North Korean leader stresses preparedness in responding to US in his first direct statement since Joe Biden became president.
North Korean leader Kim Jong Un has said his country needs to prepare for “both dialogue and confrontation” with the United States under President Joe Biden, state media reported on Friday.
At a plenary meeting of the central committee of the governing Workers’ Party of Korea on Thursday, Kim outlined his strategy for relations with Washington, and the “policy tendency of the newly emerged US administration”, the Korean Central News Agency said.
The comments mark the first time Kim has made a reference to the country’s policy towards the US since the inauguration of US President Joe Biden.
Kim “stressed the need to get prepared for both dialogue and confrontation, especially to get fully prepared for confrontation in order to protect the dignity of our state” and reliably guarantee a “peaceful environment”, KCNA reported.
The North Korean leader “called for sharply and promptly reacting to and coping with the fast-changing situation and concentrating efforts on taking stable control of the situation on the Korean peninsula”, the agency said.
Pyongyang had already accused Biden of pursuing a “hostile policy” and saying it was a “big blunder” for the veteran Democrat to say he would deal with the threat posed by the North’s nuclear programme “through diplomacy as well as stern deterrence”.
In 2019, the North said Biden should be “beaten to death with a stick”.
‘Calibrated’ approach
Biden’s predecessor Donald Trump made headlines – but little diplomatic progress – with a series of face-to-face meetings with Kim, an approach that Biden has said he will not pursue unless the terms change dramatically.
During a visit to Washington last month by South Korean President Moon Jae-in, Biden said he “would not meet” Kim unless there was a concrete plan for negotiating on Pyongyang’s nuclear arsenal.
And he made a clear criticism of Trump’s chummy relationship with Kim, saying he “would not do what had been done in the recent past.
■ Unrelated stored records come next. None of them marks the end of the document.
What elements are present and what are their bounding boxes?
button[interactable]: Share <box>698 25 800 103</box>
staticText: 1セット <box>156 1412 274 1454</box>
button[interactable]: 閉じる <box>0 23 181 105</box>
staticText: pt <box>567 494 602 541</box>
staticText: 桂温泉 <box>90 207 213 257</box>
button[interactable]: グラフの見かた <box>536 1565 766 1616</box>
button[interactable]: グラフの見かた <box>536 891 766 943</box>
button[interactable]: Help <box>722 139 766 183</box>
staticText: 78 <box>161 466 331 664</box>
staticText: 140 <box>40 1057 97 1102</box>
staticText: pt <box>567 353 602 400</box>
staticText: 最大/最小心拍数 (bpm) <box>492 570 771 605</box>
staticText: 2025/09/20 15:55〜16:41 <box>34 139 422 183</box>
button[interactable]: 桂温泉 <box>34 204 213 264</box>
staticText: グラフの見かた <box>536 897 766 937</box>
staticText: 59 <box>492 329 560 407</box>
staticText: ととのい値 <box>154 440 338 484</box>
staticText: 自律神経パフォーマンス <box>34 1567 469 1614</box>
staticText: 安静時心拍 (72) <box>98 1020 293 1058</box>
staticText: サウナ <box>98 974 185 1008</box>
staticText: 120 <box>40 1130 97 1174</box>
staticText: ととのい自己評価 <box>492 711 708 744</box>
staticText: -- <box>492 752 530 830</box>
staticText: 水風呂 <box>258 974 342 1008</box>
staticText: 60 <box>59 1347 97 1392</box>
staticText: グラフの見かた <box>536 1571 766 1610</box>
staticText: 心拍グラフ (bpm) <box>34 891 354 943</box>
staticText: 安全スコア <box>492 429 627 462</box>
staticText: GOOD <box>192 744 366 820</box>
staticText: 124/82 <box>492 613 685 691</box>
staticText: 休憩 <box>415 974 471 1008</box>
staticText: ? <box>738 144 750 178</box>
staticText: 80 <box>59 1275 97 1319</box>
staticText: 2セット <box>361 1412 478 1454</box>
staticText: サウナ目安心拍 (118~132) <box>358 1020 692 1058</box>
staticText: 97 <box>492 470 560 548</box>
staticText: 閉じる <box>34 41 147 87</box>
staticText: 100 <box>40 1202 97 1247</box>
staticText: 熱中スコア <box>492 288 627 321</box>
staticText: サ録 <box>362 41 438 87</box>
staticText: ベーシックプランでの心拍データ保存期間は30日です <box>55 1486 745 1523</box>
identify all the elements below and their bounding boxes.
I would not give him all he’s looking for – international recognition.”
The White House said it is now pursuing “a calibrated practical approach” – seemingly keeping expectations realistically low, while remaining open-minded.
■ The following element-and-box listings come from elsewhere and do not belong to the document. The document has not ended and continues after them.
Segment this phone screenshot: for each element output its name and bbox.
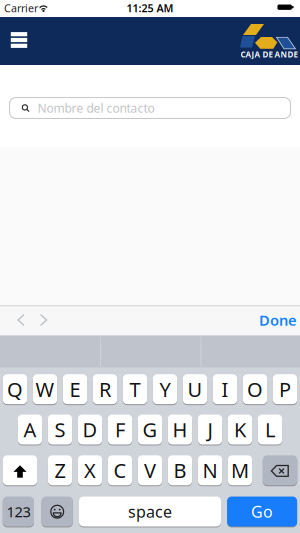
staticText: E bbox=[70, 376, 80, 402]
staticText: Go bbox=[251, 501, 273, 522]
staticText: M bbox=[231, 457, 249, 484]
button[interactable]: M bbox=[228, 455, 252, 486]
staticText: A bbox=[24, 416, 36, 443]
staticText: K bbox=[234, 416, 246, 443]
button[interactable]: E bbox=[63, 374, 87, 405]
staticText: S bbox=[54, 416, 66, 443]
staticText: V bbox=[144, 457, 156, 484]
button[interactable]: Emoji bbox=[42, 496, 73, 527]
staticText: 123 bbox=[6, 502, 30, 521]
button[interactable]: 123 bbox=[3, 496, 34, 527]
button[interactable]: H bbox=[168, 414, 192, 445]
staticText: D bbox=[82, 416, 98, 443]
button[interactable]: P bbox=[273, 374, 297, 405]
staticText: U bbox=[188, 376, 202, 402]
button[interactable]: U bbox=[183, 374, 207, 405]
button[interactable]: Q bbox=[3, 374, 27, 405]
button[interactable]: K bbox=[228, 414, 252, 445]
button[interactable]: N bbox=[198, 455, 222, 486]
staticText: G bbox=[142, 416, 158, 443]
button[interactable]: G bbox=[138, 414, 162, 445]
button[interactable]: Delete bbox=[263, 455, 297, 486]
staticText: Z bbox=[54, 457, 66, 484]
staticText: O bbox=[247, 376, 263, 402]
staticText: Nombre del contacto bbox=[38, 100, 154, 116]
staticText: P bbox=[279, 376, 291, 402]
button[interactable]: D bbox=[78, 414, 102, 445]
staticText: Carrier bbox=[4, 1, 38, 15]
staticText: T bbox=[130, 376, 140, 402]
staticText: N bbox=[202, 457, 218, 484]
button[interactable]: L bbox=[258, 414, 282, 445]
button[interactable]: X bbox=[78, 455, 102, 486]
staticText: CAJA DE ANDE bbox=[240, 49, 298, 60]
staticText: Done bbox=[259, 310, 297, 330]
staticText: R bbox=[99, 376, 111, 402]
button[interactable]: Nombre del contacto bbox=[9, 97, 291, 119]
staticText: space bbox=[128, 501, 172, 522]
button[interactable]: V bbox=[138, 455, 162, 486]
button[interactable]: Menu bbox=[2, 23, 36, 57]
button[interactable]: S bbox=[48, 414, 72, 445]
staticText: 11:25 AM bbox=[126, 1, 174, 15]
button[interactable]: B bbox=[168, 455, 192, 486]
button[interactable]: W bbox=[33, 374, 57, 405]
staticText: C bbox=[114, 457, 126, 484]
button[interactable]: R bbox=[93, 374, 117, 405]
button[interactable]: Shift bbox=[3, 455, 37, 486]
staticText: Y bbox=[160, 376, 170, 402]
button[interactable]: A bbox=[18, 414, 42, 445]
staticText: W bbox=[36, 376, 54, 402]
staticText: B bbox=[174, 457, 186, 484]
button[interactable]: T bbox=[123, 374, 147, 405]
button[interactable]: Z bbox=[48, 455, 72, 486]
button[interactable]: Previous field bbox=[9, 308, 33, 332]
button[interactable]: Done bbox=[259, 310, 297, 330]
staticText: I bbox=[222, 376, 228, 402]
staticText: F bbox=[115, 416, 125, 443]
staticText: X bbox=[84, 457, 96, 484]
button[interactable]: J bbox=[198, 414, 222, 445]
button[interactable]: F bbox=[108, 414, 132, 445]
staticText: Q bbox=[7, 376, 23, 402]
staticText: L bbox=[265, 416, 275, 443]
button[interactable]: Go bbox=[227, 496, 297, 527]
button[interactable]: Y bbox=[153, 374, 177, 405]
staticText: H bbox=[172, 416, 188, 443]
button[interactable]: space bbox=[79, 496, 221, 527]
button[interactable]: C bbox=[108, 455, 132, 486]
button[interactable]: Next field bbox=[32, 308, 56, 332]
button[interactable]: O bbox=[243, 374, 267, 405]
button[interactable]: I bbox=[213, 374, 237, 405]
staticText: J bbox=[208, 416, 212, 443]
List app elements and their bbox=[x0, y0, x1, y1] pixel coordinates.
“We understand where previous efforts in the past had difficulties and we’ve tried to learn from those,” a senior White House official said.
During South Korean President Moon Jae-in’s visit to the US in May, Biden said he ‘would not meet’ the North Korean leader unless there was a concrete plan for negotiations on Pyongyang’s nuclear arsenal [File: Alex Brandon/AP]
North Korea has carried out six atomic bomb tests since 2006, and is under multiple sets of international sanctions for its banned weapons programmes.A report from US intelligence experts released in April said North Korea could resume nuclear tests this year as a way to force Biden’s administration to return to the negotiating table.
Kim “may take a number of aggressive and potentially destabilising actions to reshape the regional security environment and drive wedges between the United States and its allies – up to and including the resumption of nuclear weapons and intercontinental ballistic missile (ICBM) testing,” the Office of the Director of National Intelligence said.
Kim’s message also came as the new US special representative for North Korea, Sung Kim, is set to arrive in Seoul on Saturday for trilateral talks with his South Korean and Japanese counterparts.
The trip “emphasizes the fundamental importance of U.S.-ROK-Japan trilateral cooperation in working toward complete denuclearization of the Korean Peninsula, protecting our shared security and prosperity, upholding common values, and bolstering the rules-based order,” the State Department said in a media note.
Despite the sharp rhetoric from Pyongyang, observers said that Kim may be also sending a signal to the US that he is willing to talk.
“The North appears to have decided on the direction toward resuming talks with the US within a broad framework, though it is likely to discuss with China the timing and scope,” Yang Moo-jin, a professor at the University of North Korean Studies, told Yonhap.